As competitive as this may sound, Lindgren wasn't the only player with eyes set on the prize. In fact, all of the year's top teams seemed to be focused on one thing - making the final round. Even the atmosphere was a bit subdued, as players and supporters anxiously waited for the sweet sound of clashing pins. And for perhaps the first time, the game drew more attention than the beer.

"Tonight's a tough one for us because we're seventh 's one point away from sixth place," said Ron Smith from the U.S. Embassy. "It would be a heartbreak to finish seventh."

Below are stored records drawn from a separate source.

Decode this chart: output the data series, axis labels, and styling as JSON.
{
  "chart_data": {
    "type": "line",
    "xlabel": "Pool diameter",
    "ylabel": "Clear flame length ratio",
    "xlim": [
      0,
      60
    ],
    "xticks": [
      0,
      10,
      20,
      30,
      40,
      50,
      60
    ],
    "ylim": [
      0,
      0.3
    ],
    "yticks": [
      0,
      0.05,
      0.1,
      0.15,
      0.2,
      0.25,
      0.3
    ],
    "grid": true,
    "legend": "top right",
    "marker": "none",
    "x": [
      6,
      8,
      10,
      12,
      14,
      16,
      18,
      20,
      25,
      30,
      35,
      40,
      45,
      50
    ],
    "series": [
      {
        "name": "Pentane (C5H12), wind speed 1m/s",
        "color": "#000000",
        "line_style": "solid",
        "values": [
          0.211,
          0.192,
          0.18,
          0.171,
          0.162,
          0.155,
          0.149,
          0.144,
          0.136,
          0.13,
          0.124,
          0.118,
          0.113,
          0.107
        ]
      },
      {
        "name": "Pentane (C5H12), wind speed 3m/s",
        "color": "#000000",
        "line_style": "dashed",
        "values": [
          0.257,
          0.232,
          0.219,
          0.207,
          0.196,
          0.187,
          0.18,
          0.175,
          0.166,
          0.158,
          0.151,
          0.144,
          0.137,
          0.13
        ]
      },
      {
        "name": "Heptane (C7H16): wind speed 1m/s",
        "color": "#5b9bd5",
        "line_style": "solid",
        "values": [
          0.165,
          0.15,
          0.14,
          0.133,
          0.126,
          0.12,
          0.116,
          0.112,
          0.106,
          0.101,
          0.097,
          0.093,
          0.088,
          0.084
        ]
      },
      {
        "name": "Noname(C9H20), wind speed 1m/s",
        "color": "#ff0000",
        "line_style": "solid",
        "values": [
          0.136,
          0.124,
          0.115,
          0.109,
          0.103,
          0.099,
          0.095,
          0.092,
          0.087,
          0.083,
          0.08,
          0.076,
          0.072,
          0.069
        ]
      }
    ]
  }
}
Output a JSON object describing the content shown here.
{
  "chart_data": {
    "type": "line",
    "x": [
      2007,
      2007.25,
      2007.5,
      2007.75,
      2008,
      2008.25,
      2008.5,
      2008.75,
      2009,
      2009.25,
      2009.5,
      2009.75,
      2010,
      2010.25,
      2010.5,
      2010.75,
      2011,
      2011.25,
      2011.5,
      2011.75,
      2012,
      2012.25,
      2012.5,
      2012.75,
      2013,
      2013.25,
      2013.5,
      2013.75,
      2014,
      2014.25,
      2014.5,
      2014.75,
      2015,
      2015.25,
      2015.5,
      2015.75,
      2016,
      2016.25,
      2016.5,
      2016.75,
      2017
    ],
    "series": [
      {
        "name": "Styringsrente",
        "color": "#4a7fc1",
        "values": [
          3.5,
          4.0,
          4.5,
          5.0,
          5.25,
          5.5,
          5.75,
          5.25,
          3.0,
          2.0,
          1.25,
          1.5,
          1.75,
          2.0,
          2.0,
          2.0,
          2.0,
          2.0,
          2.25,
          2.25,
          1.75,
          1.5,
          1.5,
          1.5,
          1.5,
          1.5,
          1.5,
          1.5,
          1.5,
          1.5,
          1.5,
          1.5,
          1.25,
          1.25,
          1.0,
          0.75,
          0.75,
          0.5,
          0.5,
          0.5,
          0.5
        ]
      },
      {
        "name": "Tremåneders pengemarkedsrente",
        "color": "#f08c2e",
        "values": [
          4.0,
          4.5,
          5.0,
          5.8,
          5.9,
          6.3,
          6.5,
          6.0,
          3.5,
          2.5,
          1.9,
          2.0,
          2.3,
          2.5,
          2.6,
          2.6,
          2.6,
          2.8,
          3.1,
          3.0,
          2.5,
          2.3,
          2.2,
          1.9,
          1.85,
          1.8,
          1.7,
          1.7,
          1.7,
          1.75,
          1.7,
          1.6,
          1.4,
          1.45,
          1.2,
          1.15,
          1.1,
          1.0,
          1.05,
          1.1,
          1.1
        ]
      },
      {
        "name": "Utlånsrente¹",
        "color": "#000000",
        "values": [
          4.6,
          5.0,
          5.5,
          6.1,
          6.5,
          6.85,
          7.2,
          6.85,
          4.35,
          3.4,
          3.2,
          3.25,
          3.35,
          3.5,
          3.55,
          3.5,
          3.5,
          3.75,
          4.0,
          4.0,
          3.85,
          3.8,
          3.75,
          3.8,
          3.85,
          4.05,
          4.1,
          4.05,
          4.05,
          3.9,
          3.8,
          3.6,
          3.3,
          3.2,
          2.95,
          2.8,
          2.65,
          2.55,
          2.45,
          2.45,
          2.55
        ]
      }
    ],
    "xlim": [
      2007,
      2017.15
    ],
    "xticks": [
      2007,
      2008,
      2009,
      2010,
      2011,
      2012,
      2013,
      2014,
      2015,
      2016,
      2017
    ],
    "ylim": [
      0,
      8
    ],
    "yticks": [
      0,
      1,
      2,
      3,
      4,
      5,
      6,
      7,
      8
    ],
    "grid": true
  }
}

The embassy's worries were eased, however, when they narrowly made the sixth place cut. And for those teams that didn't qualify for the final round, there's always next year. Many players already have high hopes for 2005.

"We're joining the game next year for sure, and we'll be stronger from the beginning," said Lars Simonsen from the Danish Chamber of Commerce.

After coming out of nowhere to win round five in September, the Danish Chamber of Commerce still has a chance at taking home this year's trophy.

"It's better to come from the last position and win than being expected to take first place and come out in the middle," Simonsen added. "We're going to stay in the shadow and step out at the right moment 's when the sun starts to shine. That's our motto."

With almost every team playing their best, the night almost seemed more competitive than social. Diplomats looked more like athletes, friends became coaches, and amateurs could have been mistaken for professionals. Even the Swedes showed some pregame nerves.

"It's tough competition tonight. The U.S.A scored 210 points in the captains game, we got second with 183 and Finland II did well too," Fredrik Haggstrom said shortly before the team competition began. "You can imagine the tension that there will be in the real game."

In the end, however, the Swedes came out on top, winning the round with 507 points. They were joined by fellow qualifiers Parex Banka with 482 points, the German Embassy, 427 points, the Netherands-Latvian Chamber of Commerce, 400 points, the Danish Chamber of Commerce, 398 points and the U.S. Embassy - 394 points.